For the past year, the Plains District Museum has featured the “Civil War in Plains District” exhibit. One part of the exhibit emphasizes the devastating effect of the war on the area. It illustrates how the total destruction of livestock, productive green meadows and cropland to the burning of mills, barns, and factories transformed the Shenandoah Valley. Death and destruction prevailed and the lives of the inhabitants were permanently changed.
One often-overlooked group seriously affected by the war was women. The Conscription Act of 1862 adopted by the Confederacy required all men between the ages of 18 and 45 to register and serve in the military. Most of these men were farmers. who had been primary overseers of the land, their servants or slaves. In their absence, women were forced into unfamiliar roles of leadership, as reflected in many letters and diaries.

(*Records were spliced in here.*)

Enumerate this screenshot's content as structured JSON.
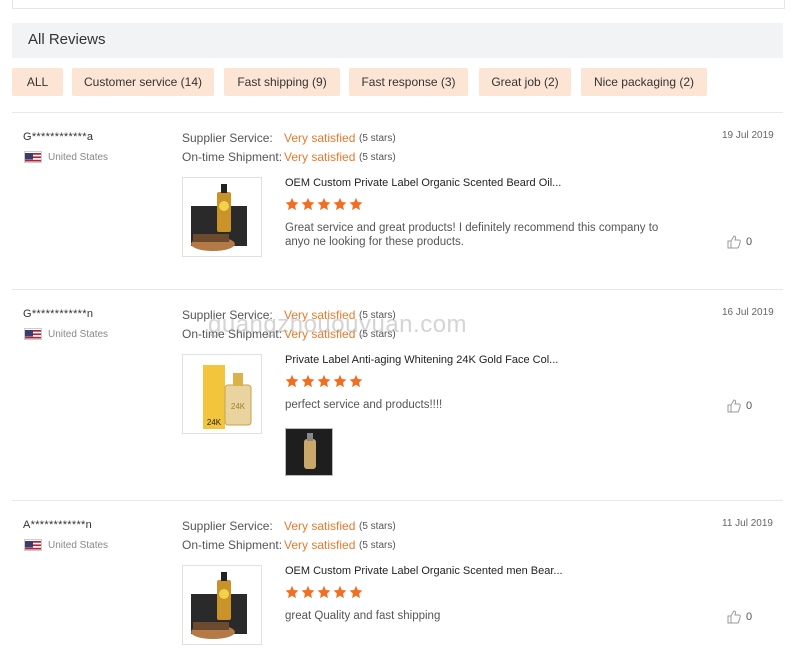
{
  "section": {
    "title": "All Reviews"
  },
  "filters": [
    {
      "label": "ALL"
    },
    {
      "label": "Customer service (14)"
    },
    {
      "label": "Fast shipping (9)"
    },
    {
      "label": "Fast response (3)"
    },
    {
      "label": "Great job (2)"
    },
    {
      "label": "Nice packaging (2)"
    }
  ],
  "labels": {
    "supplier_service": "Supplier Service:",
    "on_time_shipment": "On-time Shipment:"
  },
  "reviews": [
    {
      "user": "G************a",
      "country": "United States",
      "supplier_rating": "Very satisfied",
      "supplier_stars": "(5 stars)",
      "shipment_rating": "Very satisfied",
      "shipment_stars": "(5 stars)",
      "date": "19 Jul 2019",
      "product_title": "OEM Custom Private Label Organic Scented Beard Oil...",
      "rating": 5,
      "text": "Great service and great products! I definitely recommend this company to anyo ne looking for these products.",
      "helpful_count": "0"
    },
    {
      "user": "G************n",
      "country": "United States",
      "supplier_rating": "Very satisfied",
      "supplier_stars": "(5 stars)",
      "shipment_rating": "Very satisfied",
      "shipment_stars": "(5 stars)",
      "date": "16 Jul 2019",
      "product_title": "Private Label Anti-aging Whitening 24K Gold Face Col...",
      "rating": 5,
      "text": "perfect service and products!!!!",
      "helpful_count": "0"
    },
    {
      "user": "A************n",
      "country": "United States",
      "supplier_rating": "Very satisfied",
      "supplier_stars": "(5 stars)",
      "shipment_rating": "Very satisfied",
      "shipment_stars": "(5 stars)",
      "date": "11 Jul 2019",
      "product_title": "OEM Custom Private Label Organic Scented men Bear...",
      "rating": 5,
      "text": "great Quality and fast shipping",
      "helpful_count": "0"
    }
  ],
  "watermark": "guangzhououyuan.com",
  "colors": {
    "accent": "#e8792b",
    "tag_bg": "#fde5d6",
    "star": "#f26f21"
  },
  "icons": {
    "star": "star-icon",
    "like": "thumbs-up-icon",
    "flag": "us-flag-icon"
  }
}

Capt. John Winfield of the Seventh Virginia Cavalry wrote letters to his wife in Broadway instructing her about where to plant the spring crops, often including specific instructions to relay to the “servants.”
Numerous local women used their ingenuity to save family possessions and farms during “The Burning,” according to historian John Heatwole. Delia Cowan saved her house and barn in Daphna by stubbornly sitting in the yard on a keg of tobacco and refusing to move even when threatened by Union soldiers. Bet Roller, who lived near Tenth Legion, protected herself and preserved her wardrobe by putting all the clothes and underwear she owned. She enjoyed the scorn of the invading soldiers, who laughed at that “fat-looking girl.” Heatwole also writes about 27-year-old Lydia Garber, who herded three horses into the living room of her Timberville house and then met the Union cavalrymen at her door with a pan of scalding water.

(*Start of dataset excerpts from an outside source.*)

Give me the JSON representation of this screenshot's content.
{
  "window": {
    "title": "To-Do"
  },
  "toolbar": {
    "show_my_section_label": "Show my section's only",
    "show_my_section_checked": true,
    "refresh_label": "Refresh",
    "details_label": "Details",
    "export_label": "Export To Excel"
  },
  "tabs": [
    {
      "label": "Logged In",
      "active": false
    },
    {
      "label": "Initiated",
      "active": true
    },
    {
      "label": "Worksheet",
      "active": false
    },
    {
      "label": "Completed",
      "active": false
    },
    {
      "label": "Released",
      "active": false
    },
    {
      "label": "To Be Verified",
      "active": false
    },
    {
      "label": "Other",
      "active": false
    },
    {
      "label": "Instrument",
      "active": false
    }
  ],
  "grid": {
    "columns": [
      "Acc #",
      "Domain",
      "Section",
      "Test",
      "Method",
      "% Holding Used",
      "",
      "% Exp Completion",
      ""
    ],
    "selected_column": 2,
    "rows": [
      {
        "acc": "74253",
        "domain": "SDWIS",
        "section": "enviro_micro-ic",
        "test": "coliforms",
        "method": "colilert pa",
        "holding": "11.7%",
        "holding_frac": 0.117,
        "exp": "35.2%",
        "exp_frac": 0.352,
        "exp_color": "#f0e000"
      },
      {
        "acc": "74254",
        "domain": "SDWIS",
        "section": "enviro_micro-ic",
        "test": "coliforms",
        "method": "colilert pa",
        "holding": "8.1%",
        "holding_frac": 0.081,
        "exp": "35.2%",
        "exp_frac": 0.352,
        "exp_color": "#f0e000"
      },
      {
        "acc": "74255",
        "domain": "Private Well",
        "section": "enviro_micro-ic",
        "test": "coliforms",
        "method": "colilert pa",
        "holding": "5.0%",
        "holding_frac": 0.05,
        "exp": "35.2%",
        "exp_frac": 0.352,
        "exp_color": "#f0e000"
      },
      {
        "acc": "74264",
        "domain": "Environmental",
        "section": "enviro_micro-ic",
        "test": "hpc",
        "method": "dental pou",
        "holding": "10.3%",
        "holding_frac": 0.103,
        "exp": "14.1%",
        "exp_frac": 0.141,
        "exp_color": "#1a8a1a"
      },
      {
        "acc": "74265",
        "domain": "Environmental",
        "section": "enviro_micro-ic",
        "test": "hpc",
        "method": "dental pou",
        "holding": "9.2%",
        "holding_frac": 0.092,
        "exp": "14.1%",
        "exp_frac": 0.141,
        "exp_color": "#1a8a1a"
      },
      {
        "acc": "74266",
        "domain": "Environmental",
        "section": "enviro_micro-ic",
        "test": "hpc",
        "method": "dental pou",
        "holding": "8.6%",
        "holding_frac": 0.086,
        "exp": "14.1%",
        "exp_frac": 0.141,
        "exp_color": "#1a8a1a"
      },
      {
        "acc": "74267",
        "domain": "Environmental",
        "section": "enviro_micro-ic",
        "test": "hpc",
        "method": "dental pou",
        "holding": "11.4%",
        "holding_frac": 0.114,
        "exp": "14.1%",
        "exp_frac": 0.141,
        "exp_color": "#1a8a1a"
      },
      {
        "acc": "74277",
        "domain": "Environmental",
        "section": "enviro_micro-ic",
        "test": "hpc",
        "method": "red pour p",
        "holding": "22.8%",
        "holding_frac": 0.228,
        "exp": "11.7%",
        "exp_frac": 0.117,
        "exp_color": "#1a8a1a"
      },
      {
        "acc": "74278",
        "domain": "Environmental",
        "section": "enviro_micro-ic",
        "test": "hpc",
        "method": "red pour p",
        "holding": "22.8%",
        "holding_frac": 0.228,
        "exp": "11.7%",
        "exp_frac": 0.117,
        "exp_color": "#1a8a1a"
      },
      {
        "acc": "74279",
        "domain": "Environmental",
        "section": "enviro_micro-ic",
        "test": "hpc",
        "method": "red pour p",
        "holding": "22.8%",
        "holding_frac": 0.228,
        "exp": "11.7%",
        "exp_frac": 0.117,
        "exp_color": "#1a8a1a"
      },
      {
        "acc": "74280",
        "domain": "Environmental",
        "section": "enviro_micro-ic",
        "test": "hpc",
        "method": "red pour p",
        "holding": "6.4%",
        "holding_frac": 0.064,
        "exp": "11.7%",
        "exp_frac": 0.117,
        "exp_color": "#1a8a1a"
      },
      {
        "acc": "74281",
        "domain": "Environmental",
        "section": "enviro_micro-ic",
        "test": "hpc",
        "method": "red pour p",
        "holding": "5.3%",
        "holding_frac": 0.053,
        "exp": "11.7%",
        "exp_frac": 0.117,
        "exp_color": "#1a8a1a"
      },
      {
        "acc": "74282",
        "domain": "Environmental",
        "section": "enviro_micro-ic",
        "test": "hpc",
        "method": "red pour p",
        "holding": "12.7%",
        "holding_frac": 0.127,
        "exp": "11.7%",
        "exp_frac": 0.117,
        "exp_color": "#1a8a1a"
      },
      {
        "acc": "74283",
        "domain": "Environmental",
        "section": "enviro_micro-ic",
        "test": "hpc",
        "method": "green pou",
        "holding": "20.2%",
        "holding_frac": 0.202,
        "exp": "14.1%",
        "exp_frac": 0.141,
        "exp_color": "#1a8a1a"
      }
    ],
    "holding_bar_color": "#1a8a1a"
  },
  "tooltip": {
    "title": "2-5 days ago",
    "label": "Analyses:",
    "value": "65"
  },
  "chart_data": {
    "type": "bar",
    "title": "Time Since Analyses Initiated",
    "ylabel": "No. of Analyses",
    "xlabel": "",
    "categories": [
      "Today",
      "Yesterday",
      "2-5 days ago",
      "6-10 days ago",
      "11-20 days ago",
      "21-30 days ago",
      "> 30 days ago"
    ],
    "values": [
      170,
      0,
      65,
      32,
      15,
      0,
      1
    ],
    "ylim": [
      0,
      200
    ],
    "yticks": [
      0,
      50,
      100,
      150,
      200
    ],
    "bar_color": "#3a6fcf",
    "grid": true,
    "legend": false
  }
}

Displayed at the museum is a sidesaddle used by two other Timberville women during the war. According to 87-year-old museum board member Elmer Kipps, his great-grandmother Barbara Kipps lived on a farm near Timberville. Barbara’s husband had fought in the War of 1812 and was too old to be conscripted. All four of their sons fought for the Confederacy. Barbara and her daughter, Lydia (Elmer’s grandmother), made frequent trips to visit the sons on horseback using the sidesaddle. They carried supplies, food and clothing to the boys, three of whom were killed during the war.

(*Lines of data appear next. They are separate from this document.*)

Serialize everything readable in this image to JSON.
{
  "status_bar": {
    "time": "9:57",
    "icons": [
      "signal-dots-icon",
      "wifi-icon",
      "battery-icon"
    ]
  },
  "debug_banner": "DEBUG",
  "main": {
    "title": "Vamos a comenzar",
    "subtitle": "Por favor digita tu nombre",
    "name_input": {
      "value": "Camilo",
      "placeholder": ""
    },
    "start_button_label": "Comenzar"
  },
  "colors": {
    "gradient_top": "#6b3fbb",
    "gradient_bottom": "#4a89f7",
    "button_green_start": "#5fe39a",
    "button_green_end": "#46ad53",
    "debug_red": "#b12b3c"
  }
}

In 1865, the Kipps family managed to save their horses from Union confiscation by sending them with a teenage boy, Henry Fleming, into the mountains. During the day, if there was no sign of the enemy, the boy brought the horses back to the barn for food and water. At night, he watched the battles in the Valley around his home. Henry carved his initials and the date onto the side of the barn that still stands. Elmer Kipps says the boy refrained from carving his full name to conceal his identity and avoid capture by the Union troops.
The exhibit will continue throughout this summer at the museum as a part of the Sesquicentennial Commemoration of Stonewall Jackson’s 1862 Valley Campaign.
Helen W. Smith volunteers at the Plains District Memorial Museum, where she is board vice president and also coordinates the exhibits and lecture series. She is a native of Mayland.